Paty and colleagues conducted a retrospective study to assess whether watch-and-wait may be appropriate for this patient population.

The analysis included 145 patients with stage I to stage III rectal cancer treated between 2006 and 2013.

All patients achieved clinical complete response — defined as no cancer detected on imaging, endoscopy or physical exam — after neoadjuvant radiation and chemotherapy.

Rectal surgery was deferred for 73 patients. As part of the watch-and-wait strategy, they underwent digital rectal and endoscopic exams at 3- to 4-month intervals and cross-sectional imaging at 6-month intervals.

The other 72 patients underwent rectal resection.

Median follow-up was 3.5 years for both study groups.

Seventy-four percent of patients (n=54) in the watch-and-wait arm experienced durable tumor regression without rectal surgery. However, 26% (n=19) underwent rectal surgery due to mucosal/intramural regrowth (n=16) or mesenteric/nodal recurrence (n=3).

Researchers reported no significant difference in the number of distant recurrences between the watch-and-wait group (n=9) and the surgery group (n=5).

Four-year disease-specific survival was 91% in the watch-and-wait group vs. 96% in the surgery group (P=.23). Four-year OS was 91% in the watch-and-wait group and 95% in the surgery group (P=.47).

“We believe that our results will encourage more doctors to consider the watch-and-wait approach in patients with complete clinical response as an alternative to immediate rectal surgery, at least for some patients,” Paty said in a press release. “From my experience, most patients are willing to accept some risk to defer rectal surgery in hope of avoiding major surgery and preserving rectal function.”

For more information: Paty PB. Abstract #509. Presented at: Gastrointestinal Cancers Symposium; Jan. 16-18, 2015; San Francisco.

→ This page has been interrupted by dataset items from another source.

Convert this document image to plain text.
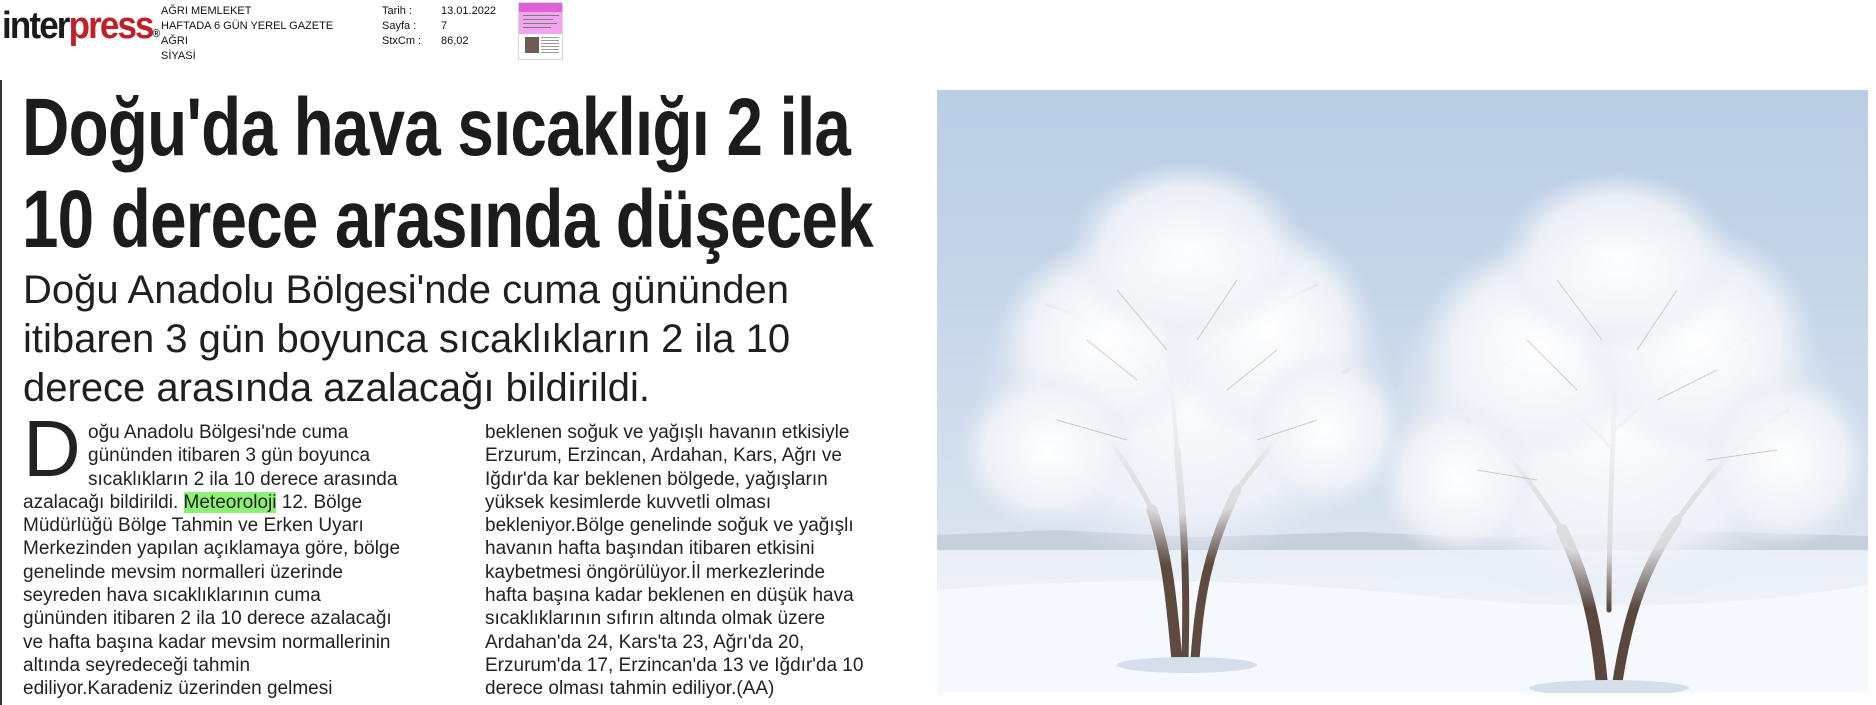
interpress®
AĞRI MEMLEKET
HAFTADA 6 GÜN YEREL GAZETE
AĞRI
SİYASİ
Tarih :
Sayfa :
StxCm :
13.01.2022
7
86,02
Doğu'da hava sıcaklığı 2 ila
10 derece arasında düşecek
Doğu Anadolu Bölgesi'nde cuma gününden
itibaren 3 gün boyunca sıcaklıkların 2 ila 10
derece arasında azalacağı bildirildi.
D oğu Anadolu Bölgesi'nde cuma
gününden itibaren 3 gün boyunca
sıcaklıkların 2 ila 10 derece arasında
azalacağı bildirildi. Meteoroloji 12. Bölge
Müdürlüğü Bölge Tahmin ve Erken Uyarı
Merkezinden yapılan açıklamaya göre, bölge
genelinde mevsim normalleri üzerinde
seyreden hava sıcaklıklarının cuma
gününden itibaren 2 ila 10 derece azalacağı
ve hafta başına kadar mevsim normallerinin
altında seyredeceği tahmin
ediliyor.Karadeniz üzerinden gelmesi
beklenen soğuk ve yağışlı havanın etkisiyle
Erzurum, Erzincan, Ardahan, Kars, Ağrı ve
Iğdır'da kar beklenen bölgede, yağışların
yüksek kesimlerde kuvvetli olması
bekleniyor.Bölge genelinde soğuk ve yağışlı
havanın hafta başından itibaren etkisini
kaybetmesi öngörülüyor.İl merkezlerinde
hafta başına kadar beklenen en düşük hava
sıcaklıklarının sıfırın altında olmak üzere
Ardahan'da 24, Kars'ta 23, Ağrı'da 20,
Erzurum'da 17, Erzincan'da 13 ve Iğdır'da 10
derece olması tahmin ediliyor.(AA)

Disclosure: The study was funded in part by the Berezuk Colorectal Cancer Fund. The researchers report consultant/advisory or speakers’ bureau roles with Abbott Biotherapeutics, Bayer, Boehringer Ingelheim, Intuitive, Pfizer, Roche/Genentech and Sun Pharma; honoraria from Intuitive Surgical and Myriad Genetics; and research funding from Taiho.

    Perspective
    Smitha A. Krishnamurthi

    Smitha A. Krishnamurthi

    These are important findings for patients with rectal cancer, because removal of the rectum can result in altered bowel habits or the need for a permanent colostomy. This study set the bar very high, comparing the results of non-operative management to the results seen in patients who had no cancer left under the microscope at the time of surgery. In this setting, the non-operative management appears to compare favorably. We do need longer follow-up to be sure that these patients will have DFS that equals that which is achieved with surgery in the long term, and a prospective study in the United States evaluating this important issue is now enrolling patients.

    • Smitha A. Krishnamurthi, MD
    • University Hospitals Case Medical Center

    Disclosures: Krishnamurthi reports research funding from Nektar Therapeutics.